Twenty studies with 1969 women were included in this review. These studies compared GnRHa, danazol and progestogens versus placebo or no treatment; GnRHa versus danazol, progestogens, GnRH antagonists or dilatation & curettage; and danazol versus progestogens. Four studies performed more than one comparison.
When compared with no treatment, GnRHa used before hysteroscopic resection were associated with a higher rate of postoperative amenorrhoea at 12 months (RR 1.6, 95% CI 1.2 to 2.0, 7 RCTs, 605 women, moderate heterogeneity; I2 = 40%) and at 24 months (RR 1.62, 95% CI 1.04 to 2.52, 2 RCTs, 357 women, no heterogeneity; I2 = 0%), a slightly shorter duration of surgery (-3.5 minutes, 95% CI -4.7 to -2.3, 5 RCTs, 156 women, substantial heterogeneity; I2 = 72%) and greater ease of surgery (RR 0.32, 95% CI 0.22 to 0.46, 2 RCTs, 415 women, low heterogeneity; I2 = 4%). Postoperative dysmenorrhoea was reduced (RR 0.59, 95% CI 0.40 to 0.87, 2 RCTs, 133 women, no heterogeneity; I2 = 0%). The use of GnRHa had no effect on intraoperative complication rates (RR 1.47, 95% CI 0.35 to 6.06, 5 RCTs, 592 women, no heterogeneity; I2 = 0%), and participant satisfaction with this surgery was high irrespective of the use of pre-operative endometrial thinning agents (RR 0.99, 95% CI 0.93 to 1.05, 6 RCTs, 599 women, low heterogeneity; I2 = 11%). GnRHa produced more consistent endometrial atrophy than was produced by danazol (RR 1.84, 95% CI 1.23 to 2.75, 2 RCTs, 142 women, no heterogeneity; I2 = 0%). For other intraoperative and postoperative outcomes, any differences were minimal, and no benefits of GnRHa pretreatment were noted in studies in which women underwent second-generation ablation techniques. Both GnRHa and danazol produced side effects in a significant proportion of women, although few studies reported these in detail. Few randomised data were available to allow assessment of the effectiveness of progestogens as endometrial thinning agents. When reported, the long-term effects of endometrial thinning agents on benefits such as postoperative amenorrhoea were reduced with time.

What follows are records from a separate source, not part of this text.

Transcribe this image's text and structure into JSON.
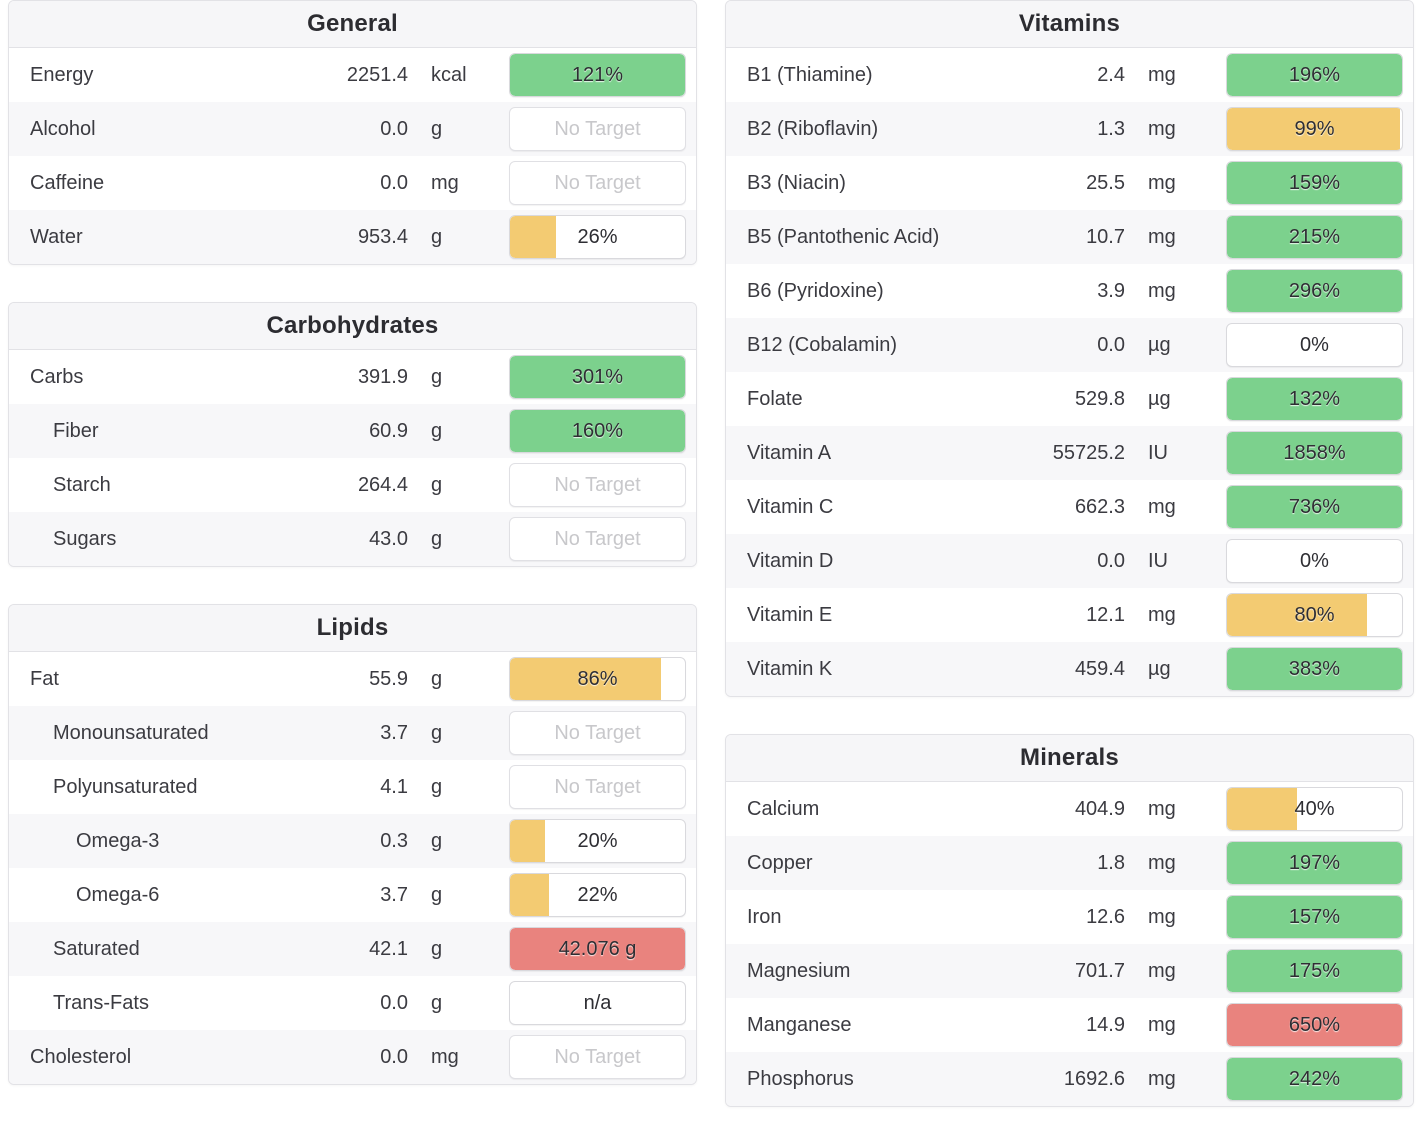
{
  "colors": {
    "green": "#7cd18d",
    "yellow": "#f3cb72",
    "red": "#e9837e"
  },
  "panels": [
    {
      "title": "General",
      "column": "left",
      "rows": [
        {
          "label": "Energy",
          "value": "2251.4",
          "unit": "kcal",
          "indent": 0,
          "bar": {
            "text": "121%",
            "pct": 121,
            "color": "green",
            "muted": false
          }
        },
        {
          "label": "Alcohol",
          "value": "0.0",
          "unit": "g",
          "indent": 0,
          "bar": {
            "text": "No Target",
            "pct": null,
            "color": "none",
            "muted": true
          }
        },
        {
          "label": "Caffeine",
          "value": "0.0",
          "unit": "mg",
          "indent": 0,
          "bar": {
            "text": "No Target",
            "pct": null,
            "color": "none",
            "muted": true
          }
        },
        {
          "label": "Water",
          "value": "953.4",
          "unit": "g",
          "indent": 0,
          "bar": {
            "text": "26%",
            "pct": 26,
            "color": "yellow",
            "muted": false
          }
        }
      ]
    },
    {
      "title": "Carbohydrates",
      "column": "left",
      "rows": [
        {
          "label": "Carbs",
          "value": "391.9",
          "unit": "g",
          "indent": 0,
          "bar": {
            "text": "301%",
            "pct": 301,
            "color": "green",
            "muted": false
          }
        },
        {
          "label": "Fiber",
          "value": "60.9",
          "unit": "g",
          "indent": 1,
          "bar": {
            "text": "160%",
            "pct": 160,
            "color": "green",
            "muted": false
          }
        },
        {
          "label": "Starch",
          "value": "264.4",
          "unit": "g",
          "indent": 1,
          "bar": {
            "text": "No Target",
            "pct": null,
            "color": "none",
            "muted": true
          }
        },
        {
          "label": "Sugars",
          "value": "43.0",
          "unit": "g",
          "indent": 1,
          "bar": {
            "text": "No Target",
            "pct": null,
            "color": "none",
            "muted": true
          }
        }
      ]
    },
    {
      "title": "Lipids",
      "column": "left",
      "rows": [
        {
          "label": "Fat",
          "value": "55.9",
          "unit": "g",
          "indent": 0,
          "bar": {
            "text": "86%",
            "pct": 86,
            "color": "yellow",
            "muted": false
          }
        },
        {
          "label": "Monounsaturated",
          "value": "3.7",
          "unit": "g",
          "indent": 1,
          "bar": {
            "text": "No Target",
            "pct": null,
            "color": "none",
            "muted": true
          }
        },
        {
          "label": "Polyunsaturated",
          "value": "4.1",
          "unit": "g",
          "indent": 1,
          "bar": {
            "text": "No Target",
            "pct": null,
            "color": "none",
            "muted": true
          }
        },
        {
          "label": "Omega-3",
          "value": "0.3",
          "unit": "g",
          "indent": 2,
          "bar": {
            "text": "20%",
            "pct": 20,
            "color": "yellow",
            "muted": false
          }
        },
        {
          "label": "Omega-6",
          "value": "3.7",
          "unit": "g",
          "indent": 2,
          "bar": {
            "text": "22%",
            "pct": 22,
            "color": "yellow",
            "muted": false
          }
        },
        {
          "label": "Saturated",
          "value": "42.1",
          "unit": "g",
          "indent": 1,
          "bar": {
            "text": "42.076 g",
            "pct": 100,
            "color": "red",
            "muted": false
          }
        },
        {
          "label": "Trans-Fats",
          "value": "0.0",
          "unit": "g",
          "indent": 1,
          "bar": {
            "text": "n/a",
            "pct": 0,
            "color": "none",
            "muted": false
          }
        },
        {
          "label": "Cholesterol",
          "value": "0.0",
          "unit": "mg",
          "indent": 0,
          "bar": {
            "text": "No Target",
            "pct": null,
            "color": "none",
            "muted": true
          }
        }
      ]
    },
    {
      "title": "Vitamins",
      "column": "right",
      "rows": [
        {
          "label": "B1 (Thiamine)",
          "value": "2.4",
          "unit": "mg",
          "indent": 0,
          "bar": {
            "text": "196%",
            "pct": 196,
            "color": "green",
            "muted": false
          }
        },
        {
          "label": "B2 (Riboflavin)",
          "value": "1.3",
          "unit": "mg",
          "indent": 0,
          "bar": {
            "text": "99%",
            "pct": 99,
            "color": "yellow",
            "muted": false
          }
        },
        {
          "label": "B3 (Niacin)",
          "value": "25.5",
          "unit": "mg",
          "indent": 0,
          "bar": {
            "text": "159%",
            "pct": 159,
            "color": "green",
            "muted": false
          }
        },
        {
          "label": "B5 (Pantothenic Acid)",
          "value": "10.7",
          "unit": "mg",
          "indent": 0,
          "bar": {
            "text": "215%",
            "pct": 215,
            "color": "green",
            "muted": false
          }
        },
        {
          "label": "B6 (Pyridoxine)",
          "value": "3.9",
          "unit": "mg",
          "indent": 0,
          "bar": {
            "text": "296%",
            "pct": 296,
            "color": "green",
            "muted": false
          }
        },
        {
          "label": "B12 (Cobalamin)",
          "value": "0.0",
          "unit": "µg",
          "indent": 0,
          "bar": {
            "text": "0%",
            "pct": 0,
            "color": "none",
            "muted": false
          }
        },
        {
          "label": "Folate",
          "value": "529.8",
          "unit": "µg",
          "indent": 0,
          "bar": {
            "text": "132%",
            "pct": 132,
            "color": "green",
            "muted": false
          }
        },
        {
          "label": "Vitamin A",
          "value": "55725.2",
          "unit": "IU",
          "indent": 0,
          "bar": {
            "text": "1858%",
            "pct": 1858,
            "color": "green",
            "muted": false
          }
        },
        {
          "label": "Vitamin C",
          "value": "662.3",
          "unit": "mg",
          "indent": 0,
          "bar": {
            "text": "736%",
            "pct": 736,
            "color": "green",
            "muted": false
          }
        },
        {
          "label": "Vitamin D",
          "value": "0.0",
          "unit": "IU",
          "indent": 0,
          "bar": {
            "text": "0%",
            "pct": 0,
            "color": "none",
            "muted": false
          }
        },
        {
          "label": "Vitamin E",
          "value": "12.1",
          "unit": "mg",
          "indent": 0,
          "bar": {
            "text": "80%",
            "pct": 80,
            "color": "yellow",
            "muted": false
          }
        },
        {
          "label": "Vitamin K",
          "value": "459.4",
          "unit": "µg",
          "indent": 0,
          "bar": {
            "text": "383%",
            "pct": 383,
            "color": "green",
            "muted": false
          }
        }
      ]
    },
    {
      "title": "Minerals",
      "column": "right",
      "rows": [
        {
          "label": "Calcium",
          "value": "404.9",
          "unit": "mg",
          "indent": 0,
          "bar": {
            "text": "40%",
            "pct": 40,
            "color": "yellow",
            "muted": false
          }
        },
        {
          "label": "Copper",
          "value": "1.8",
          "unit": "mg",
          "indent": 0,
          "bar": {
            "text": "197%",
            "pct": 197,
            "color": "green",
            "muted": false
          }
        },
        {
          "label": "Iron",
          "value": "12.6",
          "unit": "mg",
          "indent": 0,
          "bar": {
            "text": "157%",
            "pct": 157,
            "color": "green",
            "muted": false
          }
        },
        {
          "label": "Magnesium",
          "value": "701.7",
          "unit": "mg",
          "indent": 0,
          "bar": {
            "text": "175%",
            "pct": 175,
            "color": "green",
            "muted": false
          }
        },
        {
          "label": "Manganese",
          "value": "14.9",
          "unit": "mg",
          "indent": 0,
          "bar": {
            "text": "650%",
            "pct": 650,
            "color": "red",
            "muted": false
          }
        },
        {
          "label": "Phosphorus",
          "value": "1692.6",
          "unit": "mg",
          "indent": 0,
          "bar": {
            "text": "242%",
            "pct": 242,
            "color": "green",
            "muted": false
          }
        }
      ]
    }
  ]
}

The main study weaknesses were that most participants received no follow-up beyond 24 months and that the studies used a small sample size. Heterogeneity for outcomes reported ranged from none to substantial. More than half the trials had no blinding of participants or outcome assessment. Most of the trials were determined to have uncertain selection and reporting bias, as they did not report allocation concealment and evidence of selective reporting was noted. The quality of reporting of adverse events was generally poor, but, when described in the studies, they included menopausal symptoms such as hot flushes, vaginal dryness, hirsutism, decreased libido and voice changes, as well as other side effects such as headache and weight gain.